The gene in question -- atrial natriuretic peptide or ANP -- promises to control blood pressure through a variety of effects on key areas involved in the problem of hypertension, including the relaxation of smooth muscle cells in blood vessels, increasing the vessels' diameters, and reducing the manner in which the vessels react to agents that can constrict those vessels. ANP also improves the manner in which the kidney eliminates sodium or salt from the body and inhibits other systems, such as the sympathetic nervous system, believed linked to development of high blood pressure.
"This makes ANP an attractive agent for use in treating blood pressure," said O'Malley. "However, its use is limited by the fact that it has such short-lived activity in the blood system."
Its activity is halved 30 seconds after it enters the blood stream.

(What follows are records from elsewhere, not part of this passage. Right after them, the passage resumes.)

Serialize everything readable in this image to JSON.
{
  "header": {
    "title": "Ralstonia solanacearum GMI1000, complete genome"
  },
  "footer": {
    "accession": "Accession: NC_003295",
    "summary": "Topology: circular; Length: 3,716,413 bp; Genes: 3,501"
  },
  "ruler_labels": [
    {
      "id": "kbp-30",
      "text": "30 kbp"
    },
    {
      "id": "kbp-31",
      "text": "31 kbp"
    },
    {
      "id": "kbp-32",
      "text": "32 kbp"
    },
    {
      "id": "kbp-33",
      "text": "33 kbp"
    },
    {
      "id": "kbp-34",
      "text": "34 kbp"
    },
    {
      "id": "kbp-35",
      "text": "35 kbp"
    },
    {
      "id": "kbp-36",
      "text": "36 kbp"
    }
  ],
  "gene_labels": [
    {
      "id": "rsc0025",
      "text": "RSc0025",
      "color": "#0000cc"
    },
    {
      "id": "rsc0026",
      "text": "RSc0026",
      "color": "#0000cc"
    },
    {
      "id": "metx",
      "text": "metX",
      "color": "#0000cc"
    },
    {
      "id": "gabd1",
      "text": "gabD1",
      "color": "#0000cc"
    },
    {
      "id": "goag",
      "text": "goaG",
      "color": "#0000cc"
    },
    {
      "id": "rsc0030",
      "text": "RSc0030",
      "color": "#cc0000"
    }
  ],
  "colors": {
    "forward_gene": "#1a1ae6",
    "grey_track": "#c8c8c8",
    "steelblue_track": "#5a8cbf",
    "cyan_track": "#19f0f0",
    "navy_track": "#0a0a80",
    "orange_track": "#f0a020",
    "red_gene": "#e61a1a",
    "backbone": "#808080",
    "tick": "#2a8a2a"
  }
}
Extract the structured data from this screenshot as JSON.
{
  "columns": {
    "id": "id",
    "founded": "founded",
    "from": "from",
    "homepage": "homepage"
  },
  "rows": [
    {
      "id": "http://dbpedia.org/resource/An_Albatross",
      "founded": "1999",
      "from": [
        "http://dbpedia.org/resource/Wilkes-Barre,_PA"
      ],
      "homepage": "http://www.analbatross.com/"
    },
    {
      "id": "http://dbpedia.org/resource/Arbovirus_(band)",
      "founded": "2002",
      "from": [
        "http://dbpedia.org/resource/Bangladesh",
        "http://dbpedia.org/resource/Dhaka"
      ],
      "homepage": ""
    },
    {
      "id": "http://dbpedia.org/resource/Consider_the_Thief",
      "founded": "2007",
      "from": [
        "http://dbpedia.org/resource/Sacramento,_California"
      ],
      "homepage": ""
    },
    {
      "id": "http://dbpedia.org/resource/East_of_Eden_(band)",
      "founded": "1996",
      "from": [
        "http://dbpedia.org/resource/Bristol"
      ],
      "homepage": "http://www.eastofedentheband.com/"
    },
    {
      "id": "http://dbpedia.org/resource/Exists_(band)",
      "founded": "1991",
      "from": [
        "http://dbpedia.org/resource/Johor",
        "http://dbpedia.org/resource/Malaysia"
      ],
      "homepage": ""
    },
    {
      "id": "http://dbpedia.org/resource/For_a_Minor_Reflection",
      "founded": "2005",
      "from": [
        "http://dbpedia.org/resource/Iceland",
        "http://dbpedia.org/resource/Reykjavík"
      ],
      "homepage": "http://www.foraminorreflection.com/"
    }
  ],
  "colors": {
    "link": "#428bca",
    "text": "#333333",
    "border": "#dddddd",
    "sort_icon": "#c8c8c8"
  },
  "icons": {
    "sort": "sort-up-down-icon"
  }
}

Gene therapy can make cells generate more ANP. In previous studies, however, this kind of gene reduced blood pressure to dangerously low levels, said O'Malley. Obviously, a method of controlling the gene and the amount of ANP a cell makes was needed.
The special viral vector developed by O'Malley and his colleagues combines a special kind of adenovirus altered so it does not produce disease connected to a gene regulatory system turned on by the drug mifepristone.
Using this vector, O'Malley and his colleagues were able to introduce the ANP gene into the cells of mice. Then tiny doses of drug turned on the regulatory system, which controlled the amount of ANP made so that blood pressure remained at healthy levels for 125 days - 74 days longer than in any previous gene therapy study. Other studies indicate that the therapy could reduce the heart-weight/body-weight ratio. For this reason it has promise in reducing some of the organ damage that occurs as a result of high blood pressure.
One question that remains is whether the body will accept repeated injections of the viral vector or whether its immune system eventually react against it, said O'Malley.